As a new father, it's sometimes difficult to keep up with my daily meditation practice - among other things. I'm sure this is not news to anyone who is a parent. (Which reminds me that I am discovering the greatest appreciation and respect for anyone who has ever had children. It is an amazing and overwhelming experience.) Yesterday I had gone running in the early morning with my friend and running buddy, Jeff, and had come home to a busy house where I was needed by my wife and daughter, so Stillness did not happen as I had planned.
The day was not over though. I had been hired to officiate at a funeral out near Seaman, Ohio. Someone was looking for a shaman and found me through my website. At about ten after four, I found myself sitting in my car at the edge of a gravel road leading into the Tranquility Wildlife Area. It struck me that I was about ten minutes early, so I decided to meditate in the car. I was assuming that I would be pulled out of my Stillness at any time by the arrival of the funeral party. It took me awhile to let go of the expectation that they would be showing up at any moment. Finally I settled in and let go of time and place and expectation.

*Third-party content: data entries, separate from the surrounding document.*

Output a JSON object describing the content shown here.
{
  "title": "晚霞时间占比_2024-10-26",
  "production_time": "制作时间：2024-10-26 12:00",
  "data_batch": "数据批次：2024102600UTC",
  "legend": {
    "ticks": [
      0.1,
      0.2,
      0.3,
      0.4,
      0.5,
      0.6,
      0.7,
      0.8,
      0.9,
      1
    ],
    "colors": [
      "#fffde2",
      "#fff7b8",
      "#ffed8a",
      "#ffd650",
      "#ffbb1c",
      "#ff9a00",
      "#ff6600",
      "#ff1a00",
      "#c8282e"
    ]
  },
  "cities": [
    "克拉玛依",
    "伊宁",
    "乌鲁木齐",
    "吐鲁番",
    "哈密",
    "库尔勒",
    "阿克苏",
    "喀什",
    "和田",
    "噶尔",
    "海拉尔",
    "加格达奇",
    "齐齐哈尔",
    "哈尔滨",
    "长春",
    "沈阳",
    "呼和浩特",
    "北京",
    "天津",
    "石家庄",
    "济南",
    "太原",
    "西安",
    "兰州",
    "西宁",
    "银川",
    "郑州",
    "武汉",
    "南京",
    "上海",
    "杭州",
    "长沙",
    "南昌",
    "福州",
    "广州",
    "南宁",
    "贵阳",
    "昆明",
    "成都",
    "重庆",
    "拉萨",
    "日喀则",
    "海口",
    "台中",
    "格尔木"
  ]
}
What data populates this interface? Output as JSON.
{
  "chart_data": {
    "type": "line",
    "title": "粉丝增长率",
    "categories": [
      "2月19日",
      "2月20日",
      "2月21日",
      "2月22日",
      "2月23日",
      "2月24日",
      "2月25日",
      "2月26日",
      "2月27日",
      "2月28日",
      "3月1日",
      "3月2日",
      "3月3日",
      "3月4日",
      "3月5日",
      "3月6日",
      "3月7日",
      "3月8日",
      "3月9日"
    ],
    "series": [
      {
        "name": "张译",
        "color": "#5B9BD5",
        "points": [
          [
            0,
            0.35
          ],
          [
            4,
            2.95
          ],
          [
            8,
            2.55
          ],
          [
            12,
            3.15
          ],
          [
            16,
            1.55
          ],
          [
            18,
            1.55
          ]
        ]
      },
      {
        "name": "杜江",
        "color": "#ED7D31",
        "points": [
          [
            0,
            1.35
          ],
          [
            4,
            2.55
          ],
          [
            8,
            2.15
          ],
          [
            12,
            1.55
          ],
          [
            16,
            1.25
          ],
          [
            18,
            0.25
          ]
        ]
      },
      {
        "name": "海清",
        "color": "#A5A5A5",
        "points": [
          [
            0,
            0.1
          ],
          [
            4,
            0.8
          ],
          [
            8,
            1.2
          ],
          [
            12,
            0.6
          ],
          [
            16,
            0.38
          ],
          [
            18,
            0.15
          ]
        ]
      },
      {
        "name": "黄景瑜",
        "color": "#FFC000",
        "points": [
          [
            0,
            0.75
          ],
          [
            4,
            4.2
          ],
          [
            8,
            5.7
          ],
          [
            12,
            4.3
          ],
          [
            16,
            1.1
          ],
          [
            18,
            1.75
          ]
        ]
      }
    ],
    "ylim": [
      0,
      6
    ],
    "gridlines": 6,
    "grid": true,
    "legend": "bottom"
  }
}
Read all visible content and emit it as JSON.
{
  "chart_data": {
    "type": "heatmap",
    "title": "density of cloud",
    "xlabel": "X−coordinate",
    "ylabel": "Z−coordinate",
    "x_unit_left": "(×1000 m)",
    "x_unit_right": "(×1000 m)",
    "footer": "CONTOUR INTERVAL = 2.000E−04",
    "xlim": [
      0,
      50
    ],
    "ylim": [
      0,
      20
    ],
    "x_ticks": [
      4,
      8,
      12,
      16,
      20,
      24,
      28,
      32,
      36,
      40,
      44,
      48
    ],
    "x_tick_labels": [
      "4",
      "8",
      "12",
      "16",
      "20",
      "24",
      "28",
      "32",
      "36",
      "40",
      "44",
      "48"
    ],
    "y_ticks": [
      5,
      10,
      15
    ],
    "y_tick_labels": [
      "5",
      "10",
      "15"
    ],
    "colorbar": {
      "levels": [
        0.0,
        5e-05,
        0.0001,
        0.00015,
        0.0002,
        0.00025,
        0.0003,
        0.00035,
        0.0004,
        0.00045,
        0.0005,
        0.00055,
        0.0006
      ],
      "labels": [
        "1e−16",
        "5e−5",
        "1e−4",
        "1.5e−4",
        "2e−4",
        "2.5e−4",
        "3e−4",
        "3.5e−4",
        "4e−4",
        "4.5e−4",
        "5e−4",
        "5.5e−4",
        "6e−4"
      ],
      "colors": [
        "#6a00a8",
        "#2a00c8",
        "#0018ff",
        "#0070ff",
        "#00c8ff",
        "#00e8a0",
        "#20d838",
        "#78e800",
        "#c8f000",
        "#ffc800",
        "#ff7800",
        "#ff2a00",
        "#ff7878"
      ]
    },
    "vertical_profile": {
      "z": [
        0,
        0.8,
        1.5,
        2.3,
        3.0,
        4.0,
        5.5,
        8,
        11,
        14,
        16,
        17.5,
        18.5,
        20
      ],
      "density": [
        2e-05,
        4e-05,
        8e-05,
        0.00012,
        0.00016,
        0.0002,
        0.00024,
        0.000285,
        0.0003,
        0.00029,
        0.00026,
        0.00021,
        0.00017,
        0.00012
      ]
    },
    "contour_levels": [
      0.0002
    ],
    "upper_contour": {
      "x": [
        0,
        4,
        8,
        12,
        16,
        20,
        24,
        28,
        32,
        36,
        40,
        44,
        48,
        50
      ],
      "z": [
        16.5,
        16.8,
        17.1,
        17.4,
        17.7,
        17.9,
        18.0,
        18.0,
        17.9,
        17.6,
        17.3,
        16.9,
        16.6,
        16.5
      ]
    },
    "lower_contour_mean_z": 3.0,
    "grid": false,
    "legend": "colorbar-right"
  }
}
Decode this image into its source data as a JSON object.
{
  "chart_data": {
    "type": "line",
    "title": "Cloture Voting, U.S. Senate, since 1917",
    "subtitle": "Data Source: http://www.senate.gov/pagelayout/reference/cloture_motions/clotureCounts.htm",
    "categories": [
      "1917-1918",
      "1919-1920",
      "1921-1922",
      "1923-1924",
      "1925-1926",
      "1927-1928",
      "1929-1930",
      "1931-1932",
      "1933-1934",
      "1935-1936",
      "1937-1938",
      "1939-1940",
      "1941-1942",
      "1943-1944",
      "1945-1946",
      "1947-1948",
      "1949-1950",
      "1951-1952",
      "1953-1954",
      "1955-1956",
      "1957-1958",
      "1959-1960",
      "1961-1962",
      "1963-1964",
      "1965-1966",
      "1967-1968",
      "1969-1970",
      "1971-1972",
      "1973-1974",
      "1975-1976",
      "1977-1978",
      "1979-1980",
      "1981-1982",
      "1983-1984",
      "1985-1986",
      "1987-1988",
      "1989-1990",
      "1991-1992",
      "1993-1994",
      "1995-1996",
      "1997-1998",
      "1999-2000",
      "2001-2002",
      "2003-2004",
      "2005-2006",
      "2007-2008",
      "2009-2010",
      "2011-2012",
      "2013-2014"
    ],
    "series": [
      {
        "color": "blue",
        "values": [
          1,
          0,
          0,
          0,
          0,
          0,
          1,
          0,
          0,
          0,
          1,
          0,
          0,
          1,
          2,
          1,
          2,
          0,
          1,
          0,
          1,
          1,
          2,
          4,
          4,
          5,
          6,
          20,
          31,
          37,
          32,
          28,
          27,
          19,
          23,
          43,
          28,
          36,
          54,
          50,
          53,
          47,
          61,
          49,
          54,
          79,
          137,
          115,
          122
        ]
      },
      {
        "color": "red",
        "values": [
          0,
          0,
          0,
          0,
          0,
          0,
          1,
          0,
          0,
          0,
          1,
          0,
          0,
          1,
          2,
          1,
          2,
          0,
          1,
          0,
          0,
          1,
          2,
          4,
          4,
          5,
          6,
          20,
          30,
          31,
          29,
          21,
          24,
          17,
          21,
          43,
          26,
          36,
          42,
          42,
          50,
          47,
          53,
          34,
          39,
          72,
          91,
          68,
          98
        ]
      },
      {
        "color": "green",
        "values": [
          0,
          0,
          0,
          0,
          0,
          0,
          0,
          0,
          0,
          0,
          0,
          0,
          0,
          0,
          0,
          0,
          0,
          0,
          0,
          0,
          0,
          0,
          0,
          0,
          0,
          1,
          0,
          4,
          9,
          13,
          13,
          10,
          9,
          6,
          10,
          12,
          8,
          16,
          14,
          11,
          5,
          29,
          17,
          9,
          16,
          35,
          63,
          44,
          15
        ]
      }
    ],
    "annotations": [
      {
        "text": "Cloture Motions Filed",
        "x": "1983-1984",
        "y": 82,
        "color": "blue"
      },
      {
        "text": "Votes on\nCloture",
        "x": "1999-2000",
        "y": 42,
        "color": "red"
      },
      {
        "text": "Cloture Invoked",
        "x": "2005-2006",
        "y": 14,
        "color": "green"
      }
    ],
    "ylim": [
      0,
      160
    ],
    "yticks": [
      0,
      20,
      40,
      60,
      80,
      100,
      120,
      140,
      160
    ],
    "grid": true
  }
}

When they did show up, 20 minutes late, I was in a very good place. I followed them down the deeply potholed gravel access road for almost a mile before we pulled off into a small field and parked. The fellow who had hired me was an Army sergeant in dress blues, with his Korean wife and 4 year old daughter. They were joined by some twenty or so family and friends who were there to say goodbye to his father. He recounted briefly the times that his father had brought him out to this very spot to camp. Here he had come to appreciate the power and serenity of nature and to deepen his relationship with his father. The service was short and uncomplicated. I said a few words about the different parts of the soul, about ancestors and about the unceasing love of parents for their children and children for their parents. I asked the physical soul of the departed to enter into some water and then his son poured this water reverently at the roots of a huge oak. We made offerings to the four directions and asked the ancestors to welcome him home. The son scattered his father's ashes, said a few more words and we were finished.
As I watched the tears of those gathered there I was struck by something my wife said recently: that the mark of a great man is that he is surrounded by though who love him. It was clear to me that this was a great man. It was a good ride home.